Одним из самых необыкновенных мистических инсайтов является переживание преображённого бытия. В момент духовного вглядывания в мир, мы можем ощутить присущую ему сакральность, которая оставалась незамеченной прежде. Каждое существо, явление, весь свод законов мироздания преображается на наших глазах, приобщаясь к измерению Божественного. Мистик смотрит на мир глазами изумлённого ребенка, впервые знакомящегося с необъятностью Вселенной, где каждая деталь, попавшая в его поле зрения, кажется невероятно значительной и достойной внимания. Он словно попадает в фантастическую действительность и обнаруживает невиданное ранее чудо. Обыденность мировосприятия уступает место восторженному ликованию, в котором всё существование сияет новыми красками.

Даже то, что казалось нам до истёртости знакомым, теперь поражает своей свежестью и новизной, ставя нас перед фактом, что всю свою жизнь мы по-настоящему не замечали того, с чем механически сталкивалось наше сознание каждый будний день. Очень метко это наблюдение выразил дзэнский поэт Ракан Осё:

«Подняв взор к небу, я впервые в жизни увидел,

 

Что солнце круглое.

С тех пор я – первый счастливец в этом мире»89

Поразительно созвучно этим строкам стихотворение индийской поэтессы Лаллы:

«Теперь всё ново для меня.

Мой ум нов, и луна, и солнце.

Весь мир, омытый дождем Я есть Это,

Выглядит так,

Словно его вымыли водой»

Подобная трансформация бытия происходит исключительно в сознании мистика, не затрагивая внешнюю реальность, сохраняющую привычный облик для остальных людей. Мир не подвергается изменениям, он остаётся точно таким же, каким и был, однако теперь в нём обнаруживается некая магическая красота. Тому, кто пережил мистический опыт, и человеку, не имеющему такового, бытие открывает себя в кардинально различных плоскостях восприятия. Тот, у кого орган мистического ви́дения ещё не развит, не может воспринять таинство существования.

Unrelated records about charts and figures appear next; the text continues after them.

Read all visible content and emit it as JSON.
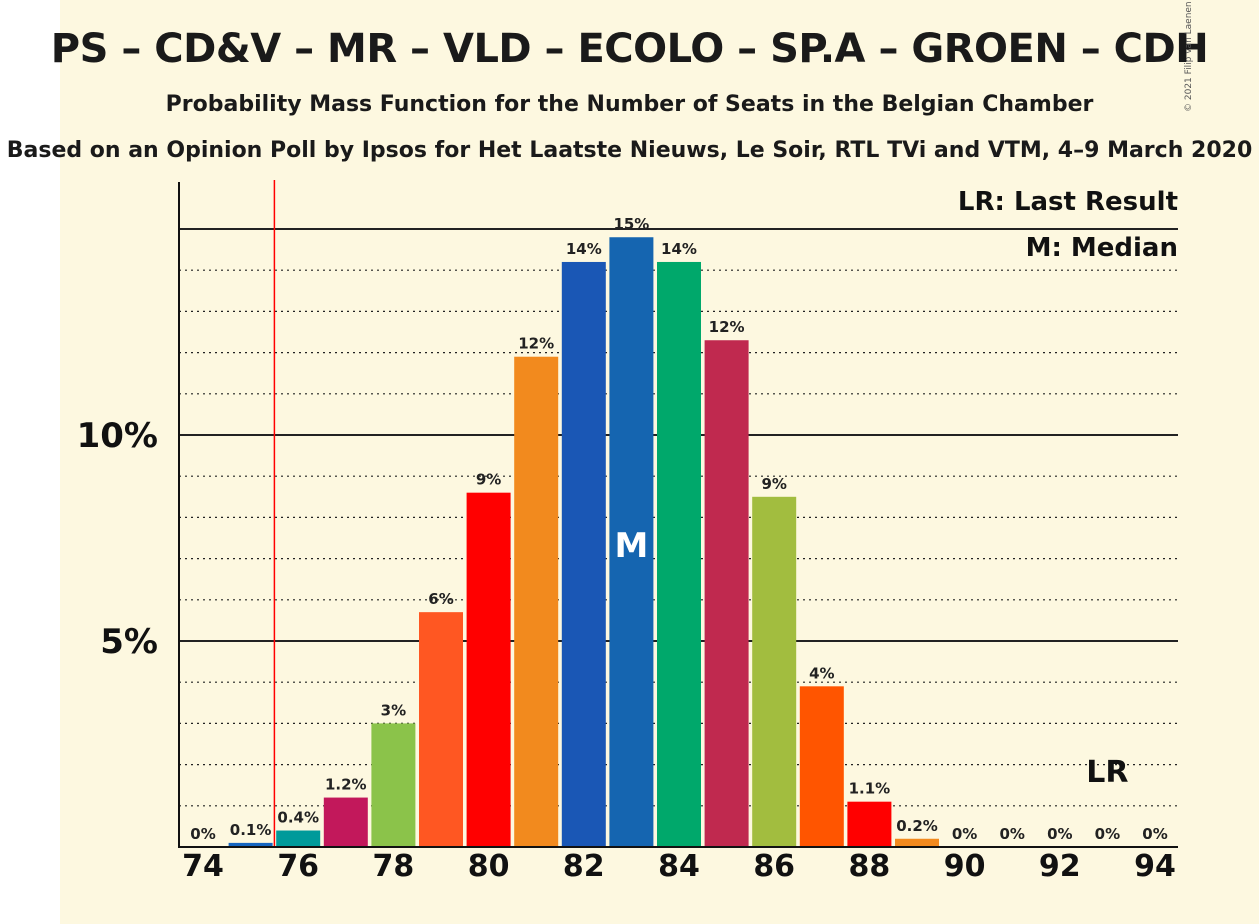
{
  "header": {
    "title": "PS – CD&V – MR – VLD – ECOLO – SP.A – GROEN – CDH",
    "subtitle": "Probability Mass Function for the Number of Seats in the Belgian Chamber",
    "source": "Based on an Opinion Poll by Ipsos for Het Laatste Nieuws, Le Soir, RTL TVi and VTM, 4–9 March 2020",
    "copyright": "© 2021 Filip van Laenen"
  },
  "legend": {
    "last_result": "LR: Last Result",
    "median": "M: Median"
  },
  "markers": {
    "median_label": "M",
    "last_result_label": "LR"
  },
  "colors": {
    "background": "#fdf8e0",
    "last_result_line": "#ff0000"
  },
  "chart_data": {
    "type": "bar",
    "title": "PS – CD&V – MR – VLD – ECOLO – SP.A – GROEN – CDH",
    "xlabel": "",
    "ylabel": "",
    "x": [
      74,
      75,
      76,
      77,
      78,
      79,
      80,
      81,
      82,
      83,
      84,
      85,
      86,
      87,
      88,
      89,
      90,
      91,
      92,
      93,
      94
    ],
    "values": [
      0.0,
      0.1,
      0.4,
      1.2,
      3.0,
      5.7,
      8.6,
      11.9,
      14.2,
      14.8,
      14.2,
      12.3,
      8.5,
      3.9,
      1.1,
      0.2,
      0.0,
      0.0,
      0.0,
      0.0,
      0.0
    ],
    "data_labels": [
      "0%",
      "0.1%",
      "0.4%",
      "1.2%",
      "3%",
      "6%",
      "9%",
      "12%",
      "14%",
      "15%",
      "14%",
      "12%",
      "9%",
      "4%",
      "1.1%",
      "0.2%",
      "0%",
      "0%",
      "0%",
      "0%",
      "0%"
    ],
    "bar_colors": [
      "#cf2e2e",
      "#1565c0",
      "#009a9a",
      "#c2185b",
      "#8bc34a",
      "#ff5722",
      "#ff0000",
      "#f28a1e",
      "#1a57b5",
      "#1565b0",
      "#00a86b",
      "#c0294f",
      "#a2bd3f",
      "#ff5500",
      "#ff0000",
      "#f28a1e",
      "#1a57b5",
      "#1565b0",
      "#00a86b",
      "#c0294f",
      "#a2bd3f"
    ],
    "x_ticks": [
      "74",
      "76",
      "78",
      "80",
      "82",
      "84",
      "86",
      "88",
      "90",
      "92",
      "94"
    ],
    "y_ticks": [
      {
        "value": 5,
        "label": "5%"
      },
      {
        "value": 10,
        "label": "10%"
      }
    ],
    "ylim": [
      0,
      16
    ],
    "median_seat": 83,
    "last_result_seat": 75.5,
    "lr_label_seat": 93,
    "grid": "dotted every 1%, solid at 5% and 10%",
    "legend_position": "top-right"
  }
}
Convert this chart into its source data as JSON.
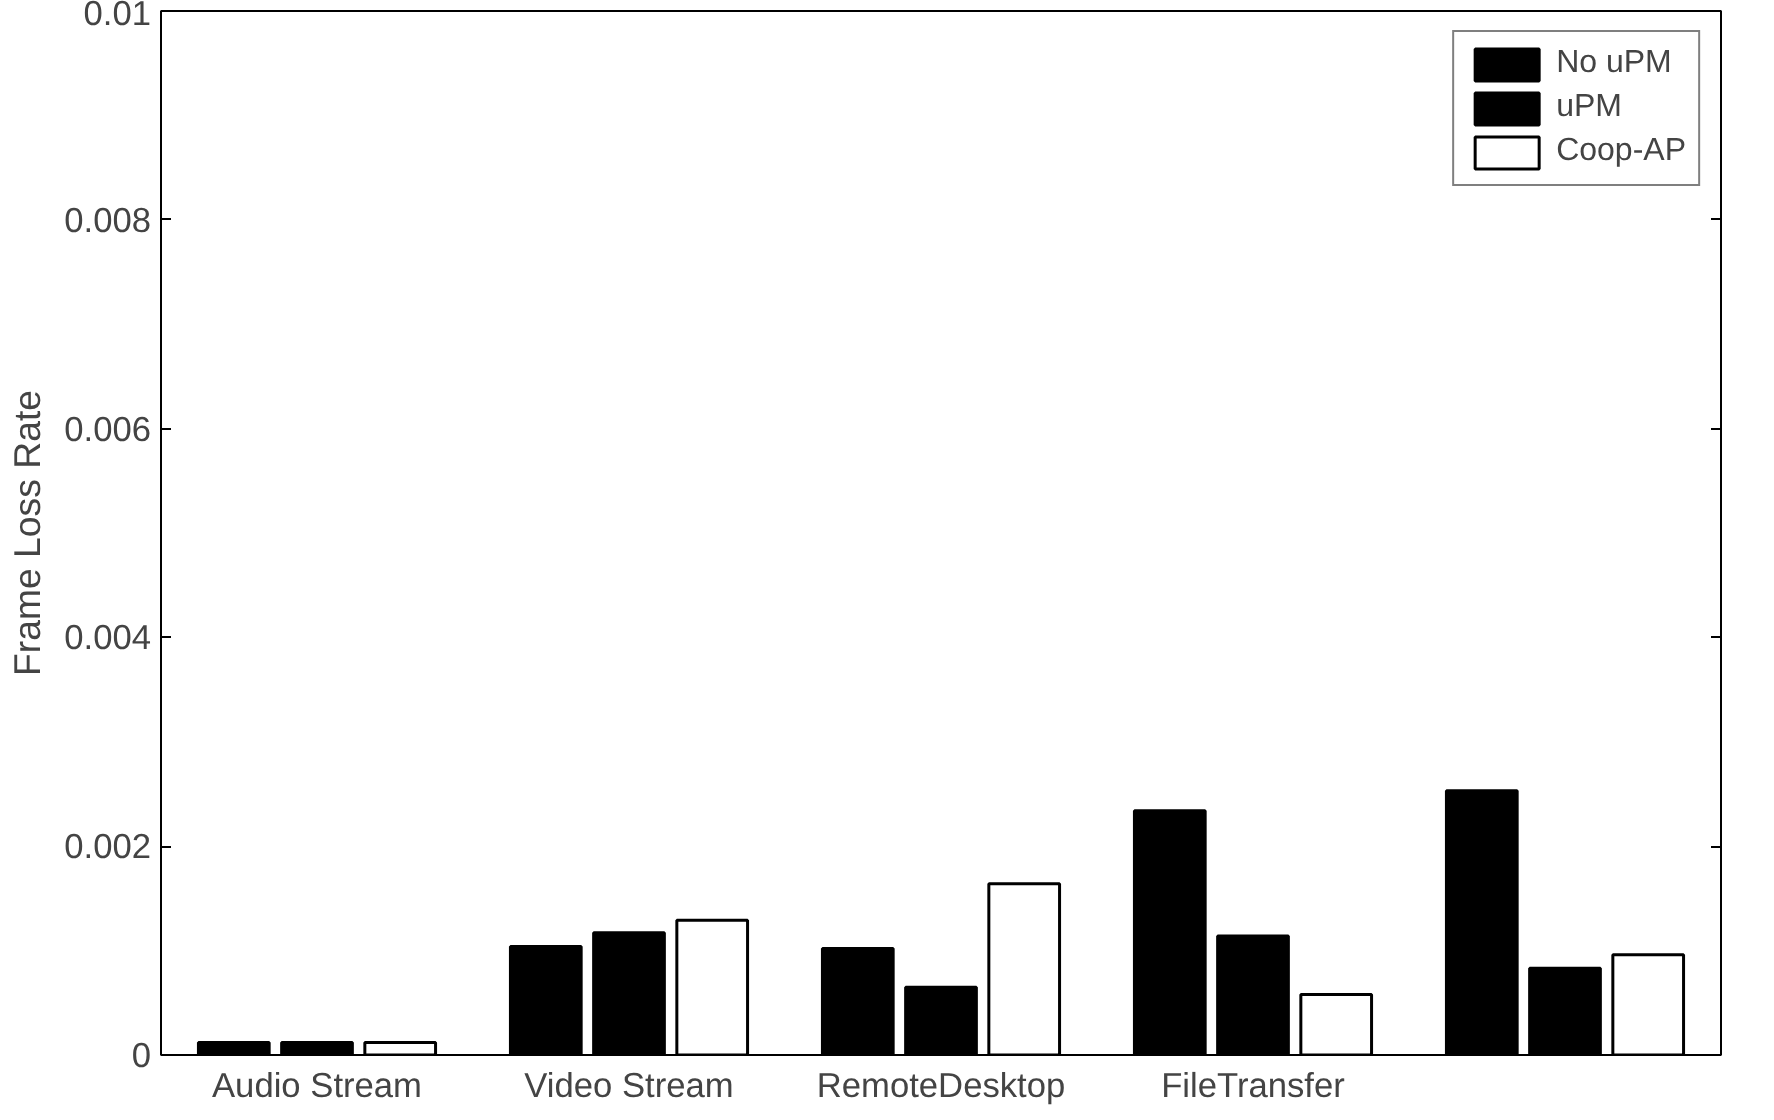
{
  "chart_data": {
    "type": "bar",
    "ylabel": "Frame Loss Rate",
    "categories": [
      "Audio Stream",
      "Video Stream",
      "RemoteDesktop",
      "FileTransfer",
      null
    ],
    "series": [
      {
        "name": "No uPM",
        "color": "#000000",
        "values": [
          0.00012,
          0.00104,
          0.00102,
          0.00234,
          0.00253
        ]
      },
      {
        "name": "uPM",
        "color": "#000000",
        "values": [
          0.00012,
          0.00117,
          0.00065,
          0.00114,
          0.00083
        ]
      },
      {
        "name": "Coop-AP",
        "color": "#ffffff",
        "values": [
          0.00012,
          0.00129,
          0.00164,
          0.00058,
          0.00096
        ]
      }
    ],
    "ylim": [
      0,
      0.01
    ],
    "yticks": [
      0,
      0.002,
      0.004,
      0.006,
      0.008,
      0.01
    ],
    "grid": false,
    "legend": "top right"
  }
}
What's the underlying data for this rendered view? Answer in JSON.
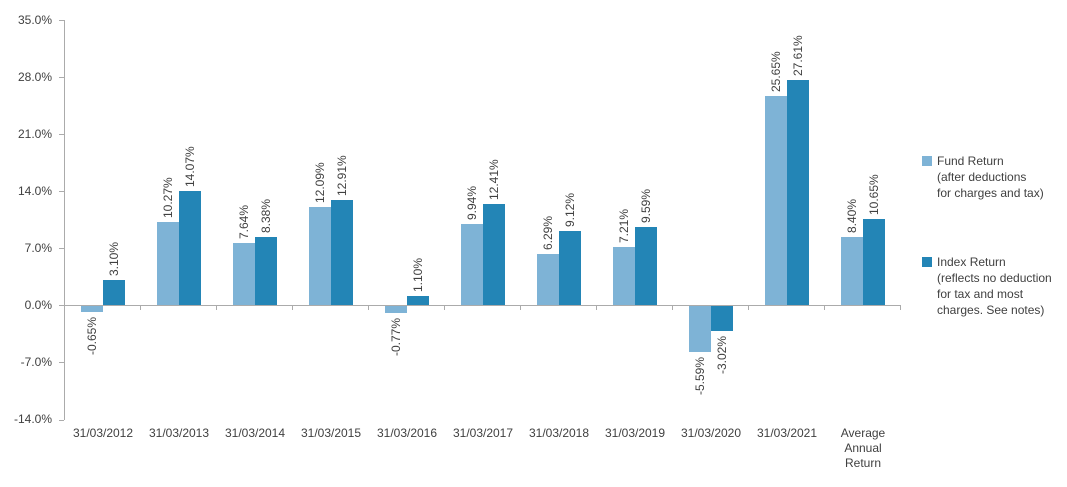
{
  "chart_data": {
    "type": "bar",
    "title": "",
    "xlabel": "",
    "ylabel": "",
    "grid": false,
    "legend_position": "right",
    "ylim": [
      -14,
      35
    ],
    "y_ticks": [
      "35.0%",
      "28.0%",
      "21.0%",
      "14.0%",
      "7.0%",
      "0.0%",
      "-7.0%",
      "-14.0%"
    ],
    "y_tick_values": [
      35,
      28,
      21,
      14,
      7,
      0,
      -7,
      -14
    ],
    "categories": [
      "31/03/2012",
      "31/03/2013",
      "31/03/2014",
      "31/03/2015",
      "31/03/2016",
      "31/03/2017",
      "31/03/2018",
      "31/03/2019",
      "31/03/2020",
      "31/03/2021",
      "Average Annual Return"
    ],
    "series": [
      {
        "name": "Fund Return (after deductions for charges and tax)",
        "color": "#7eb3d6",
        "values": [
          -0.65,
          10.27,
          7.64,
          12.09,
          -0.77,
          9.94,
          6.29,
          7.21,
          -5.59,
          25.65,
          8.4
        ],
        "labels": [
          "-0.65%",
          "10.27%",
          "7.64%",
          "12.09%",
          "-0.77%",
          "9.94%",
          "6.29%",
          "7.21%",
          "-5.59%",
          "25.65%",
          "8.40%"
        ]
      },
      {
        "name": "Index Return (reflects no deduction for tax and most charges. See notes)",
        "color": "#2385b6",
        "values": [
          3.1,
          14.07,
          8.38,
          12.91,
          1.1,
          12.41,
          9.12,
          9.59,
          -3.02,
          27.61,
          10.65
        ],
        "labels": [
          "3.10%",
          "14.07%",
          "8.38%",
          "12.91%",
          "1.10%",
          "12.41%",
          "9.12%",
          "9.59%",
          "-3.02%",
          "27.61%",
          "10.65%"
        ]
      }
    ],
    "legend": [
      {
        "color": "#7eb3d6",
        "lines": [
          "Fund Return",
          "(after deductions",
          "for charges and tax)"
        ]
      },
      {
        "color": "#2385b6",
        "lines": [
          "Index Return",
          "(reflects no deduction",
          "for tax and most",
          "charges. See notes)"
        ]
      }
    ]
  }
}
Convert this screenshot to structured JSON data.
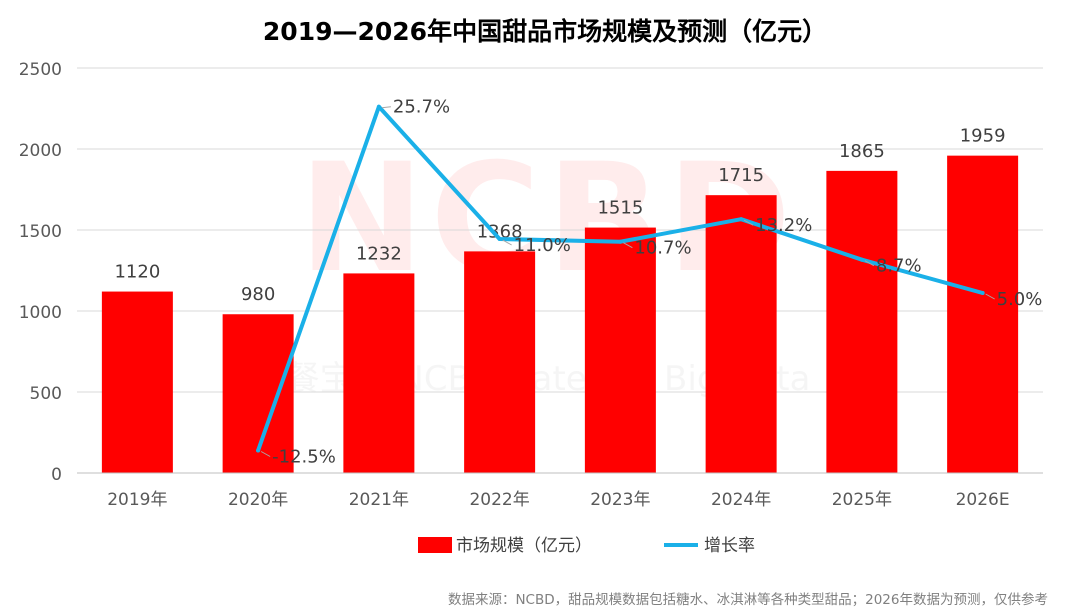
{
  "chart_data": {
    "type": "bar",
    "title": "2019—2026年中国甜品市场规模及预测（亿元）",
    "categories": [
      "2019年",
      "2020年",
      "2021年",
      "2022年",
      "2023年",
      "2024年",
      "2025年",
      "2026E"
    ],
    "series": [
      {
        "name": "市场规模（亿元）",
        "type": "bar",
        "values": [
          1120,
          980,
          1232,
          1368,
          1515,
          1715,
          1865,
          1959
        ],
        "labels": [
          "1120",
          "980",
          "1232",
          "1368",
          "1515",
          "1715",
          "1865",
          "1959"
        ],
        "color": "#ff0000"
      },
      {
        "name": "增长率",
        "type": "line",
        "values": [
          null,
          -12.5,
          25.7,
          11.0,
          10.7,
          13.2,
          8.7,
          5.0
        ],
        "labels": [
          "",
          "-12.5%",
          "25.7%",
          "11.0%",
          "10.7%",
          "13.2%",
          "8.7%",
          "5.0%"
        ],
        "color": "#1ab0e8"
      }
    ],
    "ylim": [
      0,
      2500
    ],
    "yticks": [
      0,
      500,
      1000,
      1500,
      2000,
      2500
    ],
    "ytick_labels": [
      "0",
      "500",
      "1000",
      "1500",
      "2000",
      "2500"
    ],
    "growth_range": [
      -15,
      30
    ],
    "grid": true,
    "legend": "bottom-center"
  },
  "watermark": {
    "logo": "NCBD",
    "text": "餐宝典 NCBD Catering Big Data"
  },
  "footer": {
    "source": "数据来源：NCBD，甜品规模数据包括糖水、冰淇淋等各种类型甜品；2026年数据为预测，仅供参考"
  },
  "colors": {
    "bar": "#ff0000",
    "line": "#1ab0e8",
    "grid": "#d9d9d9",
    "axis_text": "#595959",
    "title": "#000000"
  }
}
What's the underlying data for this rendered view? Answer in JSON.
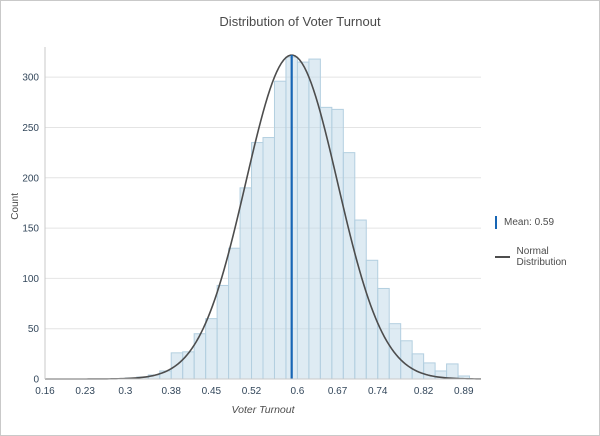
{
  "chart_data": {
    "type": "bar",
    "subtype": "histogram-with-normal-curve",
    "title": "Distribution of Voter Turnout",
    "xlabel": "Voter Turnout",
    "ylabel": "Count",
    "xlim": [
      0.16,
      0.92
    ],
    "ylim": [
      0,
      330
    ],
    "xticks": [
      0.16,
      0.23,
      0.3,
      0.38,
      0.45,
      0.52,
      0.6,
      0.67,
      0.74,
      0.82,
      0.89
    ],
    "yticks": [
      0,
      50,
      100,
      150,
      200,
      250,
      300
    ],
    "grid": "horizontal",
    "bin_start": 0.3,
    "bin_width": 0.02,
    "counts": [
      1,
      2,
      4,
      8,
      26,
      27,
      45,
      60,
      93,
      130,
      190,
      235,
      240,
      296,
      320,
      315,
      318,
      270,
      268,
      225,
      158,
      118,
      90,
      55,
      38,
      25,
      16,
      8,
      15,
      3
    ],
    "mean": 0.59,
    "normal_curve": {
      "mean": 0.59,
      "sd": 0.08,
      "peak": 322
    },
    "legend_position": "right",
    "legend": [
      {
        "label": "Mean: 0.59",
        "swatch": "vertical-line"
      },
      {
        "label": "Normal Distribution",
        "swatch": "horizontal-line"
      }
    ],
    "colors": {
      "bar_fill": "rgba(189,215,231,0.50)",
      "bar_stroke": "#b3cfe0",
      "mean_line": "#1766b5",
      "curve": "#4d4d4d",
      "grid": "#e4e4e4",
      "axis": "#c9c9c9",
      "tick_label": "#33475b",
      "title": "#4a4a4a"
    }
  }
}
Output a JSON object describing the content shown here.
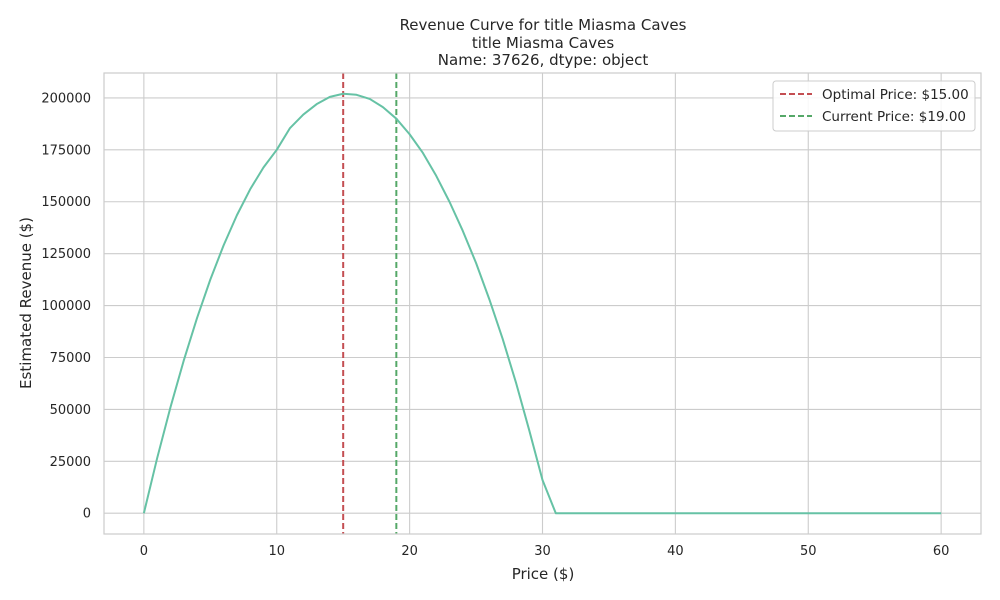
{
  "chart_data": {
    "type": "line",
    "title_lines": [
      "Revenue Curve for title    Miasma Caves",
      "title    Miasma Caves",
      "Name: 37626, dtype: object"
    ],
    "xlabel": "Price ($)",
    "ylabel": "Estimated Revenue ($)",
    "xlim": [
      -3,
      63
    ],
    "ylim": [
      -10000,
      212000
    ],
    "xticks": [
      0,
      10,
      20,
      30,
      40,
      50,
      60
    ],
    "yticks": [
      0,
      25000,
      50000,
      75000,
      100000,
      125000,
      150000,
      175000,
      200000
    ],
    "grid": true,
    "legend_position": "top-right",
    "series": [
      {
        "name": "",
        "color": "#66c2a5",
        "x": [
          0,
          1,
          2,
          3,
          4,
          5,
          6,
          7,
          8,
          9,
          10,
          11,
          12,
          13,
          14,
          15,
          16,
          17,
          18,
          19,
          20,
          21,
          22,
          23,
          24,
          25,
          26,
          27,
          28,
          29,
          30,
          31,
          32,
          33,
          34,
          35,
          36,
          37,
          38,
          39,
          40,
          41,
          42,
          43,
          44,
          45,
          46,
          47,
          48,
          49,
          50,
          51,
          52,
          53,
          54,
          55,
          56,
          57,
          58,
          59,
          60
        ],
        "y": [
          0,
          26500,
          51000,
          73500,
          94000,
          112500,
          129000,
          143500,
          156000,
          166500,
          175000,
          185500,
          192000,
          197000,
          200500,
          202000,
          201500,
          199500,
          195500,
          190000,
          182500,
          173500,
          162500,
          150000,
          136000,
          120500,
          103000,
          84000,
          63000,
          40000,
          16000,
          0,
          0,
          0,
          0,
          0,
          0,
          0,
          0,
          0,
          0,
          0,
          0,
          0,
          0,
          0,
          0,
          0,
          0,
          0,
          0,
          0,
          0,
          0,
          0,
          0,
          0,
          0,
          0,
          0,
          0
        ]
      }
    ],
    "vlines": [
      {
        "name": "Optimal Price: $15.00",
        "x": 15,
        "color": "#c44e52",
        "style": "dashed"
      },
      {
        "name": "Current Price: $19.00",
        "x": 19,
        "color": "#55a868",
        "style": "dashed"
      }
    ]
  }
}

Философ Р.Штейнер писал: «только переживаемое внутри нас самих даёт нам ключ к красотам внешнего мира. У одного, плывущего по морю, лишь немногите переживания проходят через душу, другой же воспринимает при тех же условиях бессмертную речь Мирового Духа, и перед ним разоблачаются тайны мироздания»90. Сознание такого человека обретает способность прозревать мир до его основания, до Божественного истока, порождающего всё сущее. Всё наблюдаемое религиозным сознанием словно подсвечивается изнутри, проявляя свою глубинную суть, тем самым оповещая нас о сути Бога. Неповторимая поэтесса З.Миркина, творчество которой пронизано переживанием Божественных проявлений, так писала об этом особенном взгляде на мир: «и освещаются предметы до Бога, спрятанного в них»91.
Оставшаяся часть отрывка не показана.